The Straits Times understands that at least 2,000 have so far registered to attend the meeting, which will start immediately after an extraordinary general meeting at the same location where shareholders will vote on the sale of SMRT's train assets to the Government as part of the New Rail Financing Framework (NRFF). SMRT spokesman Patrick Nathan said "a large number" have submitted proxy forms for the scheme meeting.
Voting on two key issues
Q What is the shareholders' meeting on Thursday about?
A Shareholders are meeting to decide on two things. First, at 2.30pm, they will vote on resolutions pertaining to the New Rail Financing Framework (NRFF), which was finalised in July. They will be asked whether to approve the sale of SMRT's train and other operating assets to the Government for $1.06 billion, and the acceptance of the NRFF licence.
At 3.30pm, shareholders will vote on the privatisation of SMRT.
Q Why does Temasek want to take SMRT private?
A After the NRFF was finalised, some analysts said they had hoped that SMRT would get a better deal. SMRT will shoulder "significant risks and challenges" under the NRFF, said Temasek, which intends to let SMRT have greater flexibility to deal with an ageing network and network expansion plans as a private company.
Q What's in it for shareholders?
A Shareholders will not get any special dividends from the $1.06 billion asset sale.
But Temasek is offering them $1.68 in cash for each share they own as part of the privatisation offer.

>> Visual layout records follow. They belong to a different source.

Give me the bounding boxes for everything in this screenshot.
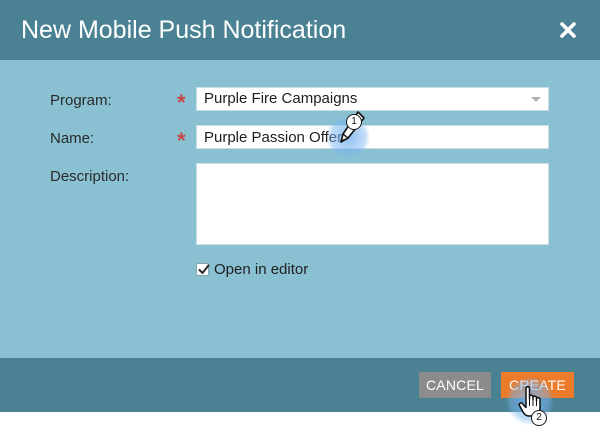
name-label: Name: xyxy=(50,130,95,147)
program-label: Program: xyxy=(50,92,112,109)
program-select-value: Purple Fire Campaigns xyxy=(204,90,358,107)
page-background xyxy=(0,412,600,444)
description-textarea[interactable] xyxy=(196,163,549,245)
close-icon[interactable] xyxy=(556,18,580,42)
open-in-editor-label[interactable]: Open in editor xyxy=(214,261,308,279)
name-input[interactable] xyxy=(196,125,549,149)
new-mobile-push-notification-dialog: New Mobile Push Notification Program: * … xyxy=(0,0,600,444)
dialog-header: New Mobile Push Notification xyxy=(0,0,600,60)
step-2-badge: 2 xyxy=(531,410,547,426)
step-1-badge: 1 xyxy=(346,114,362,130)
dialog-title: New Mobile Push Notification xyxy=(21,16,347,44)
program-select[interactable]: Purple Fire Campaigns xyxy=(196,87,549,111)
chevron-down-icon xyxy=(531,97,541,102)
cancel-button[interactable]: CANCEL xyxy=(419,372,491,398)
program-required-mark: * xyxy=(177,90,186,115)
open-in-editor-checkbox[interactable] xyxy=(196,263,210,276)
close-x-icon xyxy=(560,22,576,38)
checkmark-icon xyxy=(198,264,210,274)
name-required-mark: * xyxy=(177,128,186,153)
description-label: Description: xyxy=(50,168,130,185)
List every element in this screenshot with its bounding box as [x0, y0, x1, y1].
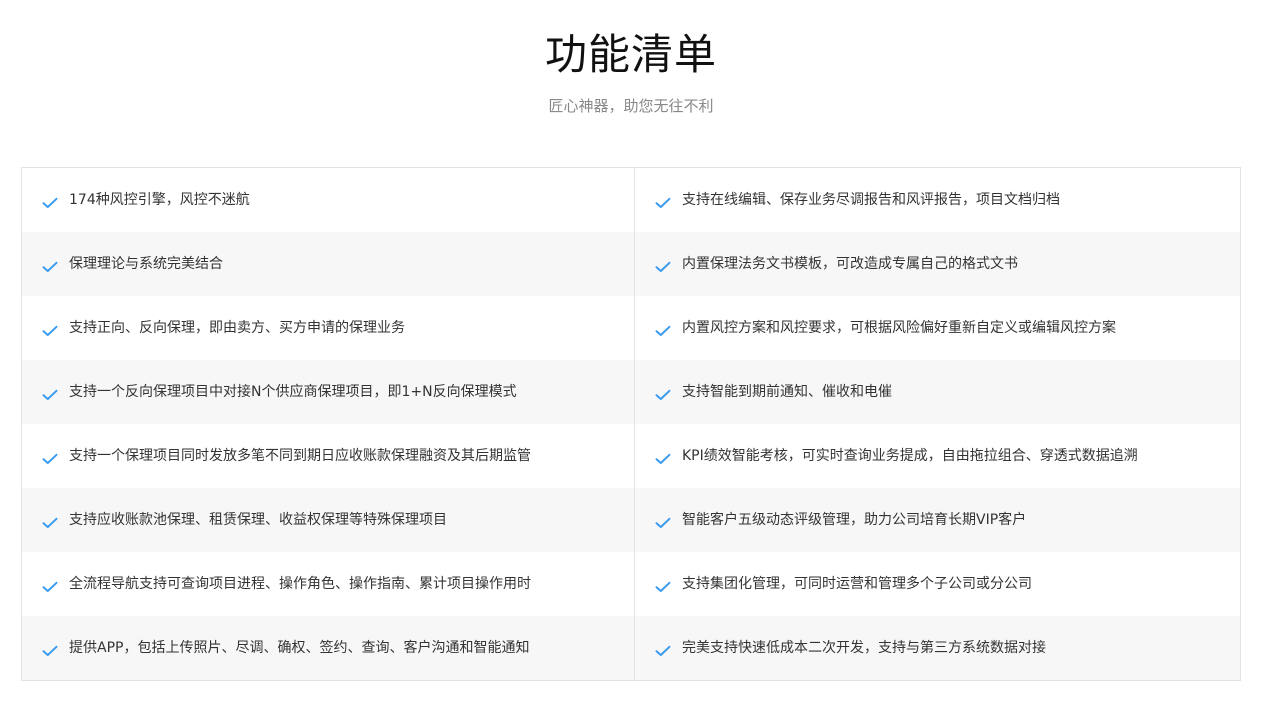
- feature-item-left: 支持一个保理项目同时发放多笔不同到期日应收账款保理融资及其后期监管: [22, 424, 635, 488]
- check-icon: [655, 386, 671, 400]
- check-icon: [42, 514, 58, 528]
- feature-item-right: 支持智能到期前通知、催收和电催: [635, 360, 1240, 424]
- feature-text: 内置保理法务文书模板，可改造成专属自己的格式文书: [682, 256, 1018, 272]
- feature-row: 全流程导航支持可查询项目进程、操作角色、操作指南、累计项目操作用时 支持集团化管理…: [22, 552, 1240, 616]
- feature-item-right: KPI绩效智能考核，可实时查询业务提成，自由拖拉组合、穿透式数据追溯: [635, 424, 1240, 488]
- feature-text: 支持智能到期前通知、催收和电催: [682, 384, 892, 400]
- check-icon: [42, 322, 58, 336]
- check-icon: [42, 194, 58, 208]
- feature-text: 完美支持快速低成本二次开发，支持与第三方系统数据对接: [682, 640, 1046, 656]
- feature-item-right: 内置保理法务文书模板，可改造成专属自己的格式文书: [635, 232, 1240, 296]
- feature-item-right: 支持在线编辑、保存业务尽调报告和风评报告，项目文档归档: [635, 168, 1240, 232]
- feature-item-left: 提供APP，包括上传照片、尽调、确权、签约、查询、客户沟通和智能通知: [22, 616, 635, 680]
- feature-text: 支持应收账款池保理、租赁保理、收益权保理等特殊保理项目: [69, 512, 447, 528]
- feature-text: 支持集团化管理，可同时运营和管理多个子公司或分公司: [682, 576, 1032, 592]
- check-icon: [655, 322, 671, 336]
- check-icon: [655, 642, 671, 656]
- feature-row: 保理理论与系统完美结合 内置保理法务文书模板，可改造成专属自己的格式文书: [22, 232, 1240, 296]
- feature-row: 支持正向、反向保理，即由卖方、买方申请的保理业务 内置风控方案和风控要求，可根据风…: [22, 296, 1240, 360]
- feature-item-right: 智能客户五级动态评级管理，助力公司培育长期VIP客户: [635, 488, 1240, 552]
- check-icon: [42, 642, 58, 656]
- feature-text: 内置风控方案和风控要求，可根据风险偏好重新自定义或编辑风控方案: [682, 320, 1116, 336]
- feature-text: 提供APP，包括上传照片、尽调、确权、签约、查询、客户沟通和智能通知: [69, 640, 530, 656]
- feature-text: KPI绩效智能考核，可实时查询业务提成，自由拖拉组合、穿透式数据追溯: [682, 448, 1138, 464]
- feature-text: 保理理论与系统完美结合: [69, 256, 223, 272]
- feature-text: 支持一个反向保理项目中对接N个供应商保理项目，即1+N反向保理模式: [69, 384, 517, 400]
- feature-item-left: 全流程导航支持可查询项目进程、操作角色、操作指南、累计项目操作用时: [22, 552, 635, 616]
- feature-item-right: 完美支持快速低成本二次开发，支持与第三方系统数据对接: [635, 616, 1240, 680]
- feature-row: 支持应收账款池保理、租赁保理、收益权保理等特殊保理项目 智能客户五级动态评级管理，…: [22, 488, 1240, 552]
- check-icon: [655, 194, 671, 208]
- feature-item-left: 支持应收账款池保理、租赁保理、收益权保理等特殊保理项目: [22, 488, 635, 552]
- check-icon: [655, 578, 671, 592]
- feature-item-left: 支持一个反向保理项目中对接N个供应商保理项目，即1+N反向保理模式: [22, 360, 635, 424]
- check-icon: [655, 514, 671, 528]
- feature-row: 支持一个反向保理项目中对接N个供应商保理项目，即1+N反向保理模式 支持智能到期前…: [22, 360, 1240, 424]
- feature-row: 提供APP，包括上传照片、尽调、确权、签约、查询、客户沟通和智能通知 完美支持快速…: [22, 616, 1240, 680]
- feature-text: 174种风控引擎，风控不迷航: [69, 192, 250, 208]
- feature-text: 支持正向、反向保理，即由卖方、买方申请的保理业务: [69, 320, 405, 336]
- feature-item-right: 内置风控方案和风控要求，可根据风险偏好重新自定义或编辑风控方案: [635, 296, 1240, 360]
- check-icon: [42, 386, 58, 400]
- feature-item-right: 支持集团化管理，可同时运营和管理多个子公司或分公司: [635, 552, 1240, 616]
- check-icon: [42, 258, 58, 272]
- feature-text: 全流程导航支持可查询项目进程、操作角色、操作指南、累计项目操作用时: [69, 576, 531, 592]
- check-icon: [42, 578, 58, 592]
- check-icon: [655, 450, 671, 464]
- feature-item-left: 保理理论与系统完美结合: [22, 232, 635, 296]
- feature-text: 支持在线编辑、保存业务尽调报告和风评报告，项目文档归档: [682, 192, 1060, 208]
- feature-row: 支持一个保理项目同时发放多笔不同到期日应收账款保理融资及其后期监管 KPI绩效智能…: [22, 424, 1240, 488]
- feature-item-left: 174种风控引擎，风控不迷航: [22, 168, 635, 232]
- feature-list-table: 174种风控引擎，风控不迷航 支持在线编辑、保存业务尽调报告和风评报告，项目文档归…: [21, 167, 1241, 681]
- feature-text: 智能客户五级动态评级管理，助力公司培育长期VIP客户: [682, 512, 1027, 528]
- feature-text: 支持一个保理项目同时发放多笔不同到期日应收账款保理融资及其后期监管: [69, 448, 531, 464]
- check-icon: [655, 258, 671, 272]
- feature-item-left: 支持正向、反向保理，即由卖方、买方申请的保理业务: [22, 296, 635, 360]
- check-icon: [42, 450, 58, 464]
- feature-row: 174种风控引擎，风控不迷航 支持在线编辑、保存业务尽调报告和风评报告，项目文档归…: [22, 168, 1240, 232]
- page-subtitle: 匠心神器，助您无往不利: [548, 97, 714, 115]
- page-title: 功能清单: [544, 30, 717, 79]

Q What needs to happen for Temasek to take SMRT private?
A Two conditions must be met for the privatisation to be approved. More than 50 per cent of shareholders present at the meeting or voting by proxy (excluding Temasek, which is a 54 per cent shareholder) must vote yes.
The second condition is that, of all the shares voted, those voting yes must represent at least 75 per cent of the value of the total shares held by all at the meeting.
Q Might Temasek revise its offer?
A Temasek said it will not revise its offer price.
The deadline for lodging forms is 3.30pm on Tuesday.
SOLUTION TO ISSUES
I also see this deal somewhat in the light of national service. The company has had many issues maintaining its service quality, caught between delivering shareholder value and managing maintenance costs. To fix the issues, I think it needs to be moved from the market spotlight.
MR S.W. TAN, an investor with 2,000 MRT shares, who said he will accept the offer.
Investor S.W. Tan has owned 2,000 SMRT shares since its initial public offering in 2000.
"I am going to accept the offer. The offer is not spectacular but still decent and, for me, selling at $1.68 will be a net gain," Mr Tan said.
He added: "I also see this deal somewhat in the light of national service. The company has had many issues maintaining its service quality, caught between delivering shareholder value and managing maintenance costs. To fix the issues, I think it needs to be moved from the market spotlight."
Fellow investor H.P. Goh, who owns 1,000 shares, said: "I am likely to accept the offer. It is fair... given that the profitability of SMRT has weakened over recent years."
But some feel that the NRFF should be renegotiated so that SMRT shares fetch a higher value.
Activist investor Mano Sabnani said that Temasek's offer price is made lower by the 5 per cent Ebit (earnings before interest and taxes) margin cap on rail business, which is a mechanism attached to the NRFF.
He said the cap should not be applicable to the more lucrative non-fare segment of the rail business, such as income from shops and advertising spaces at stations.
He noted: "Five per cent is a fair return to pay a rail operator to run a safe and efficient rail system.
"But you should not take away its side income. It is a credit to SMRT that it created these exchanges, mini malls at stations, and these give a lot of income to it."
OCBC analyst Eugene Chua said investors should cash out, given SMRT's soft earnings outlook and a significant downside risk to its share price, which he assigned a fair value of $1.40.
DBS analyst Andy Sim said: "In our view, the offer price looks attractive vis-a-vis our target price of $1.28, taking into consideration the revised profitability outlook under the NRFF."